Friday, May 24, 2013
Just Diagnosed with Cancer? Chat with Experts

Making Hard Decisions Regarding Cancer Treatment and Care

By PJ Hamel, Health Guide Tuesday, September 22, 2009

Have you ever broken a bone?

The treatment’s fairly simple. You go to the hospital. Have an X-ray. Get the break set, have a cast put on, go home.

There’s not a single decision you have to make along the way.

But get breast cancer, and what’s the first thing that happens? The surgeon asks you to make a decision: lumpectomy, or mastectomy?

Choose a lumpectomy, you get to choose option A (standard radiation), or option B (brachytherapy).

Having a mastectomy? “Do you want reconstruction with that, Ma’am?”

And let’s not even get started with chemo. Now THERE’S a decision fraught with angst, if ever there was one. Go for it, and endure what may be lifelong side effects? Or skip it – and take a chance on the cancer spreading.

Strange, isn’t it?
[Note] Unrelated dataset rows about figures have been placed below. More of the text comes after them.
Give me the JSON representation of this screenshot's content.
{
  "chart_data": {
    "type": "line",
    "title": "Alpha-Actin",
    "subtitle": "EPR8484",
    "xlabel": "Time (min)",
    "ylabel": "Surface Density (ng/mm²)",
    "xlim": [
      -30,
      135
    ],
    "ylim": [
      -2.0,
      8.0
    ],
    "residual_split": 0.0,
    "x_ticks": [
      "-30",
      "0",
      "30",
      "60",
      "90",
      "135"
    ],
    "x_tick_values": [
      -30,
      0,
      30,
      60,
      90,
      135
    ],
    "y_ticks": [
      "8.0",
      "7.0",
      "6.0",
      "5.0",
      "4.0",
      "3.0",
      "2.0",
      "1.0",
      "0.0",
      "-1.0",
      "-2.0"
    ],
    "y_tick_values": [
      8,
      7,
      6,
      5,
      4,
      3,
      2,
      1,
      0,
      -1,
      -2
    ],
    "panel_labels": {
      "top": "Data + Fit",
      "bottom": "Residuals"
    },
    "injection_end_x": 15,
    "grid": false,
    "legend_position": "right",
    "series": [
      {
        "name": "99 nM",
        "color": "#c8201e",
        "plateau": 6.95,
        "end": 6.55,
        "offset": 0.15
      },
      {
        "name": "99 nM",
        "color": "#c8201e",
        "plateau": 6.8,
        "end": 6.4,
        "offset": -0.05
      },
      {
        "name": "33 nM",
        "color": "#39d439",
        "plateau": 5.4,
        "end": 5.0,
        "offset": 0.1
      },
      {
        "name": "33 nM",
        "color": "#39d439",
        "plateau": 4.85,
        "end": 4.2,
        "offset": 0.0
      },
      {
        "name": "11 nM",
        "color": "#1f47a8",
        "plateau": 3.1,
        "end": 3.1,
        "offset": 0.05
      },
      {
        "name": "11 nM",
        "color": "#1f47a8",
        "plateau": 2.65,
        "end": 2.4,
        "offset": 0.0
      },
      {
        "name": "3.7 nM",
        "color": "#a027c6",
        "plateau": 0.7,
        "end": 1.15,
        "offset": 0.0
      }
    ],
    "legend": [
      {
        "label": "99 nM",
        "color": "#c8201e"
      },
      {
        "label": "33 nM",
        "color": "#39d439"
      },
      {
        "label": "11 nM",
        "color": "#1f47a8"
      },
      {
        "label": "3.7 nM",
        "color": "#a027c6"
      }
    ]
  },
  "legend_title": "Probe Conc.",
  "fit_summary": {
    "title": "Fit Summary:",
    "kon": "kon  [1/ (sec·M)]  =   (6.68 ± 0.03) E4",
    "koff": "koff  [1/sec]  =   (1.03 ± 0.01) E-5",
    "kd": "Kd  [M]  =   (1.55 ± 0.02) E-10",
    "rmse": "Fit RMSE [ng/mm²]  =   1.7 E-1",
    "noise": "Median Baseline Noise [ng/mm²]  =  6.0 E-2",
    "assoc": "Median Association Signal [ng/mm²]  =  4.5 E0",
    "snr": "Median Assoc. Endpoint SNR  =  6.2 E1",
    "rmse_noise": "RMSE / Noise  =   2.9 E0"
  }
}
At that vulnerable time when you’re barely able to assimilate the fact you have cancer – let alone deal with the emotional fallout – you’re asked to make decisions that could impact whether you live or die.

Is it no wonder so many of us kind of mentally stand around going “Whaaaa….?”
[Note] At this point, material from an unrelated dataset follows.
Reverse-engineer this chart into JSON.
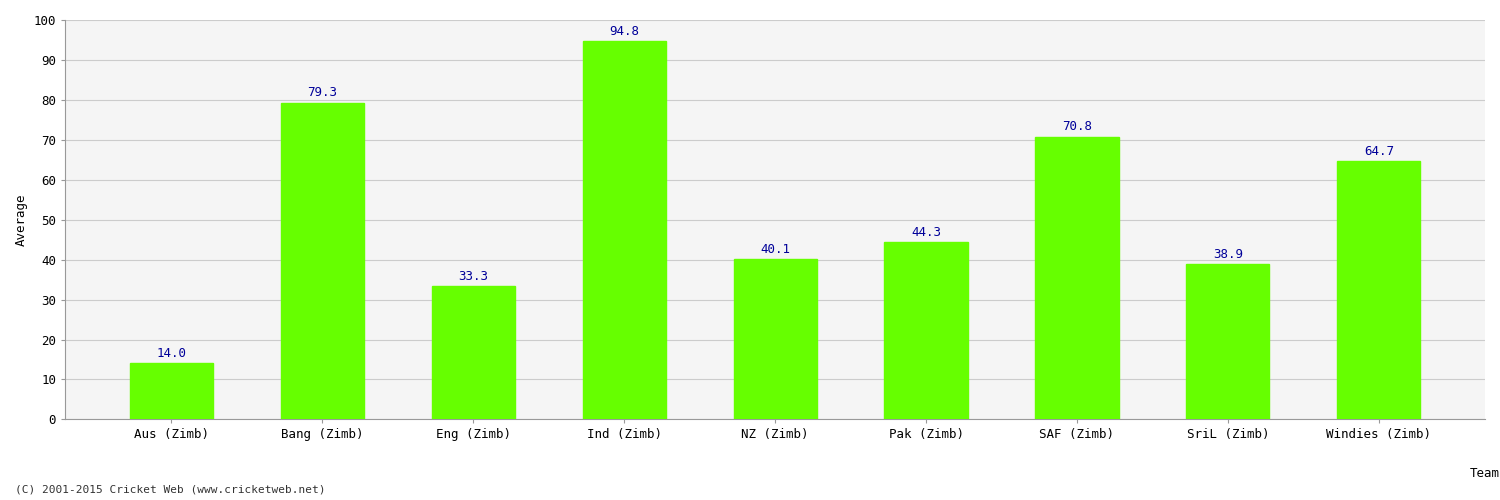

Meanwhile, the clock is ticking. The surgeon needs to make a surgery date; you need to get slotted into the radiation or chemo schedule.

Come on, what’s it gonna be?

While it’s tempting to MAKE A DECISION NOW in order to please the doctor, keep to the schedule, or simply to get the whole process moving, please do yourself a favor: slow down. You’re making major decisions, ones that will affect your body for the rest of your life. It’s worth taking the time to think things through.

If your hospital has a facility that helps patients make health-care decisions, use it. There may actually be a department called “shared decision-making;” it’s becoming one of the hot new models in the field of medical medical. Or ask a hospital social worker; if anyone knows the facility’s resources in this area, it’ll be a social worker.

If there’s no one at the hospital to help you, take a look at the following posts on this site. 

Lumpectomy vs. mastectomy
If your tumor is very small, or very large, you’ll probably get a recommendation from the surgeon as to which route to go: lumpectomy or mastectomy. However, for smallish to mid-size tumors, the surgeon may very well give you your choice. How do you decide?

It boils down to how much of a risk-taker you are. A mastectomy removes almost all of your breast tissue, thus almost all of your risk for a recurrence in that breast. But you also lose your breast.

A lumpectomy removes just part of your breast, often a small, unnoticeable part. You keep your breast – but you leave yourself more open to a possible recurrence.

What to do?

 

One breast, or both?

Often, if the cancer is aggressive, the surgeon may ask if you’d like to consider a prophylactic mastectomy: that is, removing both the breast with the tumor, and your other, healthy breast. This definitely cuts your risk for both a recurrence in the same breast, and a new cancer in the other breast.